1) Does a mean timecourse do a good job to represent a large region?
Here we have the collection of timecourses for the first region of the AAL atlas, the Precentral gyrus, on the left. The precentral gyrus is home to motor cortex:
Schmogley! I suppose you could argue that the mean timecourse gets at the “general” shape, but this just seems like a bad idea. Although to be fair, this is a rather large region. You are looking at just about 12,000 voxels.
2) Does a mean timecourse do a good job to represent a small(er) region?
Let’s try a smaller region, like the right amygdala. This is about 1000 voxels:
It’s slightly better looking, but I’m still thinking that this isn’t a great idea.
3) Assessing timecourse similarity
Let’s assess this properly and calculate a distance matrix The indices of this matrix will represent the similarity between timecourse i and j, so when i==j, we would see a distance of 0 meaning that they are exactly the same. The larger the value gets, the more different. So we should see values of 0 along the diagonal (when i==j)) and I’d also suspect that neighboring voxels are firing together:
What we see here is that there are most definitely voxels that share a similar timecourse (blue), and then there are a small number of voxels that are different. I’d like to think that this is because of actual biological differences, but I’m also thinking that it’s likely to be noise. The amygdala is situated rather low in the head, and it tends to be victim of what we call signal dropout. Namely, that it’s possible to lose signal in some of the timepoints. Or be subject to noise.
4) Clustering Distance Matrix to find “the right” groups?
I have a good idea… let’s try clustering this distance matrix, and then looking at the timeseries for each of the clusters. This is pretty easy, because the x and y labels correspond to the voxel index. From the above I’d guess three clusters, but let’s do a dendrogram first to see if this is a good idea.
Yes, I think so. Let’s try 3 clusters, and plot the timeseries for each of our three.

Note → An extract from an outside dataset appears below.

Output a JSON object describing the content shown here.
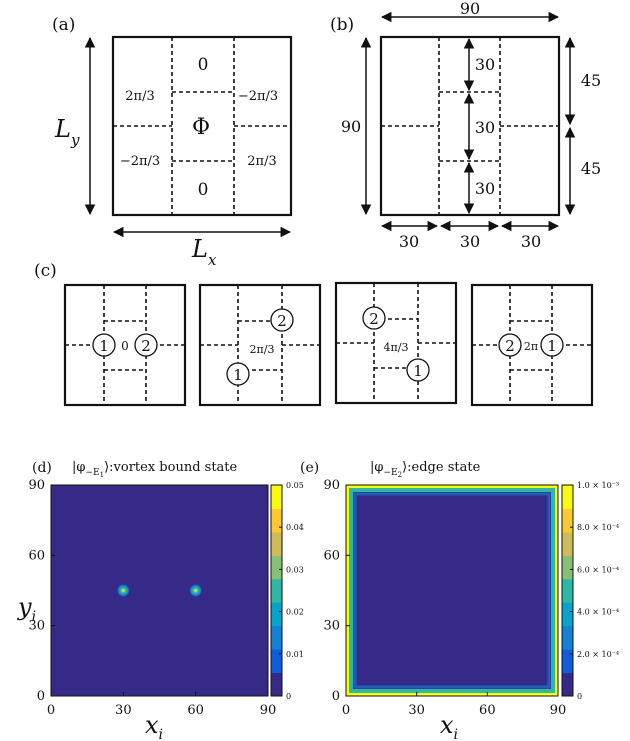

5) Mean timecourses for clustered groups of voxels
I decided to try for three clusters, and then six. While there is slight improvement in the mean representing the group, it still looks kind of bad to me.
and six groups…
If these plots looked better, my next step would have been to assess the spatial location of the voxels. But I’m not convinced that these groups are very good. And here we have a conundrum! On the one hand, we want to use more abstract (regional) features, because if we really do look at the data on the level of every single voxel, that is prime to overfitting our data. We aren’t going to find interesting patterns that way that could be extended beyond our training set. On the other hand, if we zoom out too much, it’s just a mess.

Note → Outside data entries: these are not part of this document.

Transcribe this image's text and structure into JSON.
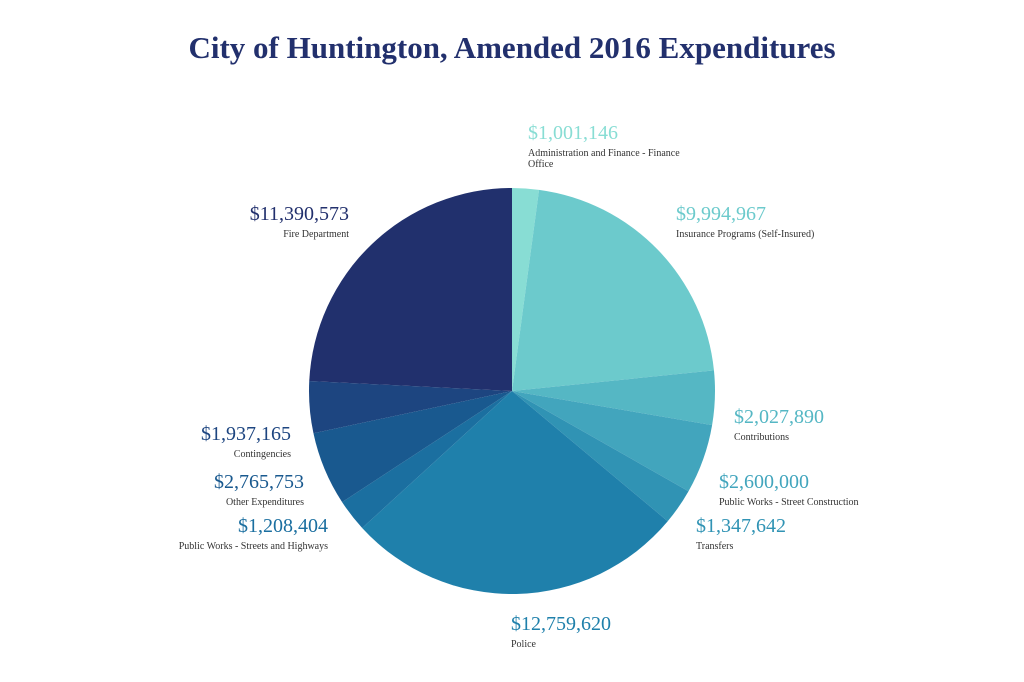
{
  "chart_data": {
    "type": "pie",
    "title": "City of Huntington, Amended 2016 Expenditures",
    "start_angle_deg": 0,
    "direction": "clockwise",
    "slices": [
      {
        "label": "Administration and Finance - Finance Office",
        "value": 1001146,
        "display": "$1,001,146",
        "color": "#88ddd4"
      },
      {
        "label": "Insurance Programs (Self-Insured)",
        "value": 9994967,
        "display": "$9,994,967",
        "color": "#6ccacc"
      },
      {
        "label": "Contributions",
        "value": 2027890,
        "display": "$2,027,890",
        "color": "#55b7c4"
      },
      {
        "label": "Public Works - Street Construction",
        "value": 2600000,
        "display": "$2,600,000",
        "color": "#42a5bd"
      },
      {
        "label": "Transfers",
        "value": 1347642,
        "display": "$1,347,642",
        "color": "#3093b4"
      },
      {
        "label": "Police",
        "value": 12759620,
        "display": "$12,759,620",
        "color": "#1f80ab"
      },
      {
        "label": "Public Works - Streets and Highways",
        "value": 1208404,
        "display": "$1,208,404",
        "color": "#1b6fa0"
      },
      {
        "label": "Other Expenditures",
        "value": 2765753,
        "display": "$2,765,753",
        "color": "#19598f"
      },
      {
        "label": "Contingencies",
        "value": 1937165,
        "display": "$1,937,165",
        "color": "#1d4580"
      },
      {
        "label": "Fire Department",
        "value": 11390573,
        "display": "$11,390,573",
        "color": "#21306d"
      }
    ]
  }
}
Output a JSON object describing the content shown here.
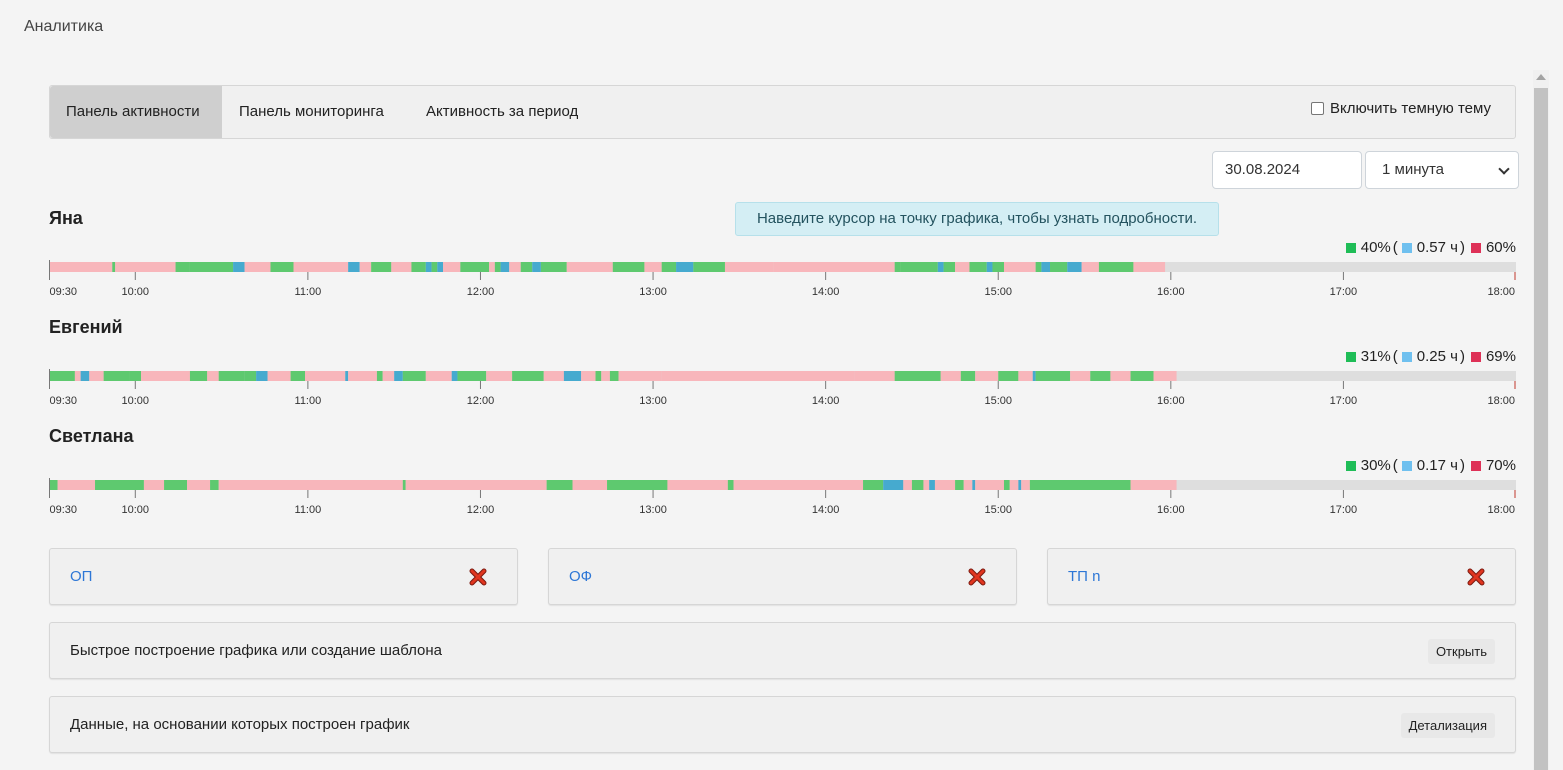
{
  "page": {
    "title": "Аналитика"
  },
  "tabs": [
    {
      "label": "Панель активности",
      "active": true
    },
    {
      "label": "Панель мониторинга",
      "active": false
    },
    {
      "label": "Активность за период",
      "active": false
    }
  ],
  "theme_toggle": {
    "label": "Включить темную тему",
    "checked": false
  },
  "filters": {
    "date": "30.08.2024",
    "interval": "1 минута"
  },
  "hint": "Наведите курсор на точку графика, чтобы узнать подробности.",
  "colors": {
    "active": "#5ec96f",
    "idle": "#f8b6bb",
    "away": "#46aacf",
    "no_data": "#dedede",
    "legend_active": "#1fbd57",
    "legend_idle": "#6fc0ef",
    "legend_away": "#de3157"
  },
  "axis": {
    "start": "09:30",
    "end": "18:00",
    "ticks": [
      "09:30",
      "10:00",
      "11:00",
      "12:00",
      "13:00",
      "14:00",
      "15:00",
      "16:00",
      "17:00",
      "18:00"
    ]
  },
  "persons": [
    {
      "name": "Яна",
      "active_pct": "40%",
      "idle_hours": "0.57 ч",
      "inactive_pct": "60%",
      "segments": [
        [
          "09:30",
          "09:52",
          "i"
        ],
        [
          "09:52",
          "09:53",
          "a"
        ],
        [
          "09:53",
          "10:14",
          "i"
        ],
        [
          "10:14",
          "10:19",
          "a"
        ],
        [
          "10:19",
          "10:34",
          "a"
        ],
        [
          "10:34",
          "10:38",
          "w"
        ],
        [
          "10:38",
          "10:47",
          "i"
        ],
        [
          "10:47",
          "10:55",
          "a"
        ],
        [
          "10:55",
          "11:14",
          "i"
        ],
        [
          "11:14",
          "11:18",
          "w"
        ],
        [
          "11:18",
          "11:22",
          "i"
        ],
        [
          "11:22",
          "11:29",
          "a"
        ],
        [
          "11:29",
          "11:36",
          "i"
        ],
        [
          "11:36",
          "11:41",
          "a"
        ],
        [
          "11:41",
          "11:43",
          "w"
        ],
        [
          "11:43",
          "11:45",
          "a"
        ],
        [
          "11:45",
          "11:47",
          "w"
        ],
        [
          "11:47",
          "11:53",
          "i"
        ],
        [
          "11:53",
          "12:03",
          "a"
        ],
        [
          "12:03",
          "12:05",
          "i"
        ],
        [
          "12:05",
          "12:07",
          "a"
        ],
        [
          "12:07",
          "12:10",
          "w"
        ],
        [
          "12:10",
          "12:14",
          "i"
        ],
        [
          "12:14",
          "12:18",
          "a"
        ],
        [
          "12:18",
          "12:21",
          "w"
        ],
        [
          "12:21",
          "12:30",
          "a"
        ],
        [
          "12:30",
          "12:46",
          "i"
        ],
        [
          "12:46",
          "12:57",
          "a"
        ],
        [
          "12:57",
          "13:03",
          "i"
        ],
        [
          "13:03",
          "13:08",
          "a"
        ],
        [
          "13:08",
          "13:14",
          "w"
        ],
        [
          "13:14",
          "13:25",
          "a"
        ],
        [
          "13:25",
          "13:42",
          "i"
        ],
        [
          "13:42",
          "14:24",
          "i"
        ],
        [
          "14:24",
          "14:26",
          "a"
        ],
        [
          "14:26",
          "14:39",
          "a"
        ],
        [
          "14:39",
          "14:41",
          "w"
        ],
        [
          "14:41",
          "14:45",
          "a"
        ],
        [
          "14:45",
          "14:50",
          "i"
        ],
        [
          "14:50",
          "14:56",
          "a"
        ],
        [
          "14:56",
          "14:58",
          "w"
        ],
        [
          "14:58",
          "15:02",
          "a"
        ],
        [
          "15:02",
          "15:13",
          "i"
        ],
        [
          "15:13",
          "15:15",
          "a"
        ],
        [
          "15:15",
          "15:18",
          "w"
        ],
        [
          "15:18",
          "15:24",
          "a"
        ],
        [
          "15:24",
          "15:29",
          "w"
        ],
        [
          "15:29",
          "15:35",
          "i"
        ],
        [
          "15:35",
          "15:47",
          "a"
        ],
        [
          "15:47",
          "15:58",
          "i"
        ]
      ]
    },
    {
      "name": "Евгений",
      "active_pct": "31%",
      "idle_hours": "0.25 ч",
      "inactive_pct": "69%",
      "segments": [
        [
          "09:30",
          "09:39",
          "a"
        ],
        [
          "09:39",
          "09:41",
          "i"
        ],
        [
          "09:41",
          "09:44",
          "w"
        ],
        [
          "09:44",
          "09:49",
          "i"
        ],
        [
          "09:49",
          "09:58",
          "a"
        ],
        [
          "09:58",
          "10:02",
          "a"
        ],
        [
          "10:02",
          "10:19",
          "i"
        ],
        [
          "10:19",
          "10:25",
          "a"
        ],
        [
          "10:25",
          "10:29",
          "i"
        ],
        [
          "10:29",
          "10:38",
          "a"
        ],
        [
          "10:38",
          "10:42",
          "a"
        ],
        [
          "10:42",
          "10:46",
          "w"
        ],
        [
          "10:46",
          "10:54",
          "i"
        ],
        [
          "10:54",
          "10:59",
          "a"
        ],
        [
          "10:59",
          "11:13",
          "i"
        ],
        [
          "11:13",
          "11:14",
          "w"
        ],
        [
          "11:14",
          "11:24",
          "i"
        ],
        [
          "11:24",
          "11:26",
          "a"
        ],
        [
          "11:26",
          "11:30",
          "i"
        ],
        [
          "11:30",
          "11:33",
          "w"
        ],
        [
          "11:33",
          "11:41",
          "a"
        ],
        [
          "11:41",
          "11:50",
          "i"
        ],
        [
          "11:50",
          "11:52",
          "w"
        ],
        [
          "11:52",
          "12:02",
          "a"
        ],
        [
          "12:02",
          "12:11",
          "i"
        ],
        [
          "12:11",
          "12:22",
          "a"
        ],
        [
          "12:22",
          "12:29",
          "i"
        ],
        [
          "12:29",
          "12:35",
          "w"
        ],
        [
          "12:35",
          "12:40",
          "i"
        ],
        [
          "12:40",
          "12:42",
          "a"
        ],
        [
          "12:42",
          "12:45",
          "i"
        ],
        [
          "12:45",
          "12:48",
          "a"
        ],
        [
          "12:48",
          "13:03",
          "i"
        ],
        [
          "13:03",
          "14:10",
          "i"
        ],
        [
          "14:10",
          "14:24",
          "i"
        ],
        [
          "14:24",
          "14:40",
          "a"
        ],
        [
          "14:40",
          "14:47",
          "i"
        ],
        [
          "14:47",
          "14:52",
          "a"
        ],
        [
          "14:52",
          "15:00",
          "i"
        ],
        [
          "15:00",
          "15:07",
          "a"
        ],
        [
          "15:07",
          "15:12",
          "i"
        ],
        [
          "15:12",
          "15:13",
          "w"
        ],
        [
          "15:13",
          "15:25",
          "a"
        ],
        [
          "15:25",
          "15:32",
          "i"
        ],
        [
          "15:32",
          "15:39",
          "a"
        ],
        [
          "15:39",
          "15:46",
          "i"
        ],
        [
          "15:46",
          "15:54",
          "a"
        ],
        [
          "15:54",
          "16:02",
          "i"
        ]
      ]
    },
    {
      "name": "Светлана",
      "active_pct": "30%",
      "idle_hours": "0.17 ч",
      "inactive_pct": "70%",
      "segments": [
        [
          "09:30",
          "09:33",
          "a"
        ],
        [
          "09:33",
          "09:46",
          "i"
        ],
        [
          "09:46",
          "10:03",
          "a"
        ],
        [
          "10:03",
          "10:10",
          "i"
        ],
        [
          "10:10",
          "10:18",
          "a"
        ],
        [
          "10:18",
          "10:26",
          "i"
        ],
        [
          "10:26",
          "10:29",
          "a"
        ],
        [
          "10:29",
          "11:33",
          "i"
        ],
        [
          "11:33",
          "11:34",
          "a"
        ],
        [
          "11:34",
          "12:23",
          "i"
        ],
        [
          "12:23",
          "12:32",
          "a"
        ],
        [
          "12:32",
          "12:44",
          "i"
        ],
        [
          "12:44",
          "13:05",
          "a"
        ],
        [
          "13:05",
          "13:26",
          "i"
        ],
        [
          "13:26",
          "13:28",
          "a"
        ],
        [
          "13:28",
          "14:13",
          "i"
        ],
        [
          "14:13",
          "14:20",
          "a"
        ],
        [
          "14:20",
          "14:27",
          "w"
        ],
        [
          "14:27",
          "14:30",
          "i"
        ],
        [
          "14:30",
          "14:34",
          "a"
        ],
        [
          "14:34",
          "14:36",
          "i"
        ],
        [
          "14:36",
          "14:38",
          "w"
        ],
        [
          "14:38",
          "14:45",
          "i"
        ],
        [
          "14:45",
          "14:48",
          "a"
        ],
        [
          "14:48",
          "14:51",
          "i"
        ],
        [
          "14:51",
          "14:52",
          "w"
        ],
        [
          "14:52",
          "15:02",
          "i"
        ],
        [
          "15:02",
          "15:04",
          "a"
        ],
        [
          "15:04",
          "15:07",
          "i"
        ],
        [
          "15:07",
          "15:08",
          "w"
        ],
        [
          "15:08",
          "15:11",
          "i"
        ],
        [
          "15:11",
          "15:46",
          "a"
        ],
        [
          "15:46",
          "16:02",
          "i"
        ]
      ]
    }
  ],
  "quick_cards": [
    {
      "label": "ОП"
    },
    {
      "label": "ОФ"
    },
    {
      "label": "ТП n"
    }
  ],
  "sections": [
    {
      "label": "Быстрое построение графика или создание шаблона",
      "button": "Открыть"
    },
    {
      "label": "Данные, на основании которых построен график",
      "button": "Детализация"
    }
  ]
}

6) We can’t make assumptions about similar function based on spatial location
In this exploration I’ve shown an important idea. We can’t make strong assumptions about function based on spatial location. Yes, it’s probably true that neighboring voxels share similar timecourses (reminds me of a nice quote from NBIO 206) but we would be silly to assess for similar firing within one brain region. It’s likely that if we zoom out our distance matrix, there would be voxels in other parts of the brain with more similar timecourses to specific voxels in the amygdala than other voxels within the amygdala. This is exactly why many approaches calculate whole brain voxelwise similarity metrics, and then threshold the matrix (keeping only the strongest connections) to create a graph. This graph represents a connectivity matrix, and “gets at” what the buzz word “the human connectome” represents (on the functional side of things, note that you can also look at a structural connectome, representing areas that have physical neuron highways between them). Since this would be a huge matrix, this is why researchers either set “seed” points (voxels they have reason to believe are the best or most important), or use a mean timecourse to represent some larger set of voxels before creating this graph of connections.

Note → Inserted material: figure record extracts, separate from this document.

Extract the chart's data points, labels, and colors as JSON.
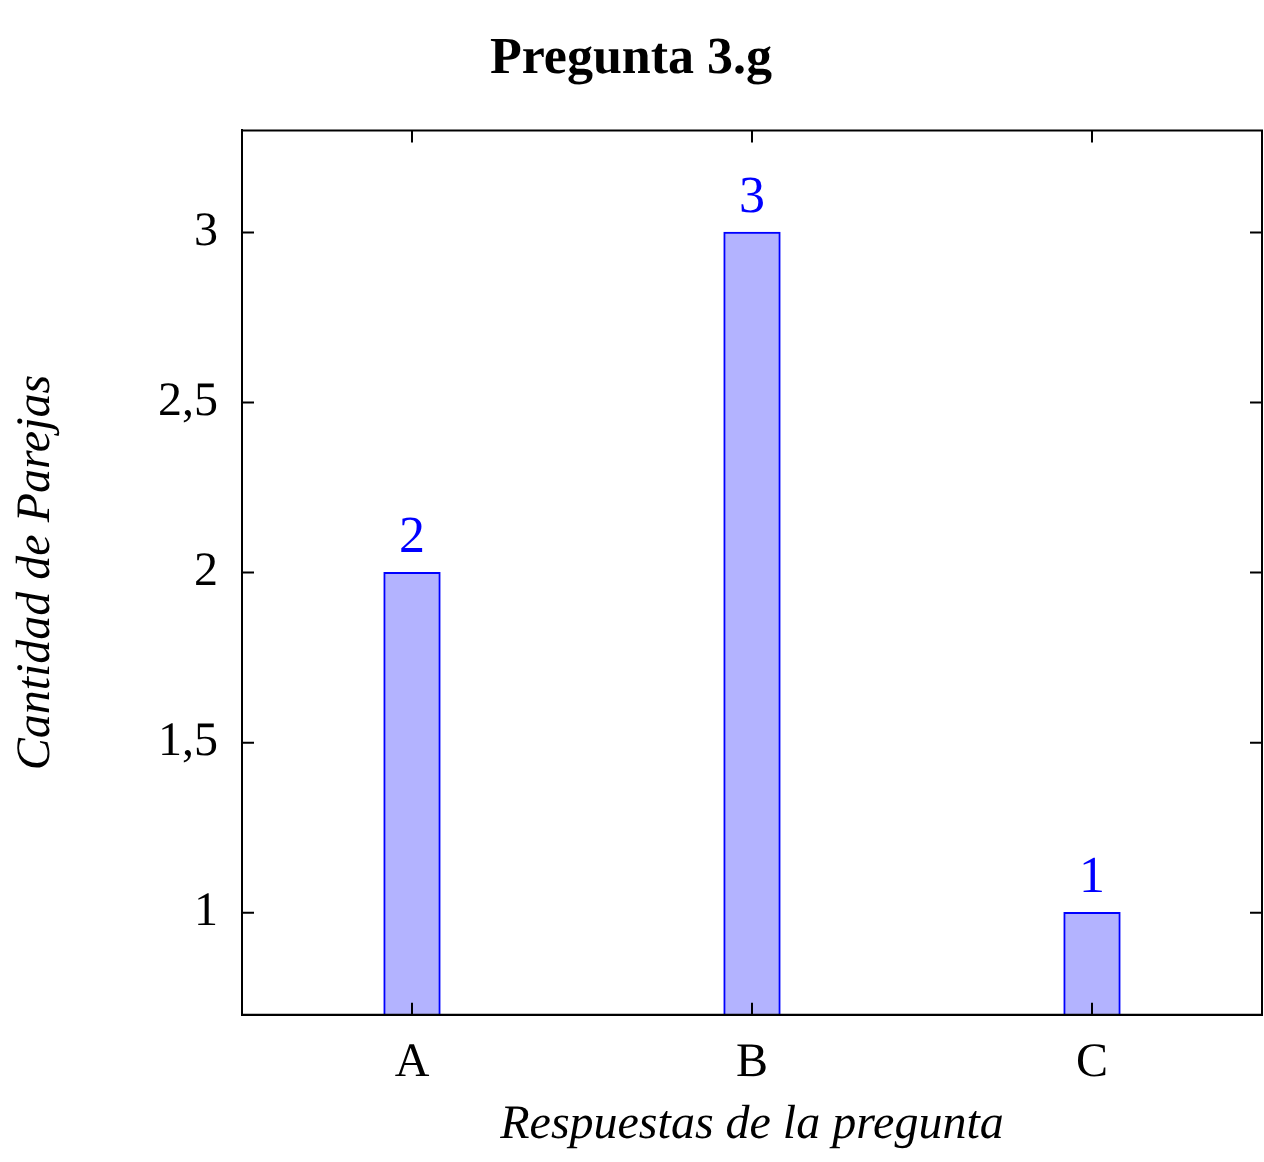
{
  "chart_data": {
    "type": "bar",
    "title": "Pregunta 3.g",
    "xlabel": "Respuestas de la pregunta",
    "ylabel": "Cantidad de Parejas",
    "categories": [
      "A",
      "B",
      "C"
    ],
    "series": [
      {
        "color": "#b3b3ff",
        "values": [
          2,
          3,
          1
        ]
      }
    ],
    "ylim": [
      0.7,
      3.3
    ],
    "yticks": [
      1,
      {
        "value": 1.5,
        "label": "1,5"
      },
      2,
      {
        "value": 2.5,
        "label": "2,5"
      },
      3
    ],
    "data_labels": true,
    "grid": false,
    "legend": false
  }
}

7) So how can I make more “abstract” features for functional data?
This is why, for functional data, I prefer methods like ICA that can decompose the brain into some set of N independent signals, and their timecourses, not making any pre-conceived assumptions about spatial location of voxels (other than assuming independence). Since I’d like to transform my functional data into some set of meaningful features to combine with my structural data and predict things like disorder type (probably won’t be good models) or behavioral traits (a better idea), I need to think about how I want to do this. I don’t think that I expected to learn from this simple investigation that it would be a good idea to extract features about the signal of mean timecourses, so this introduces opportunity for creative thinking. But I kind of want to work on something else for now, so I’ll save that for another time!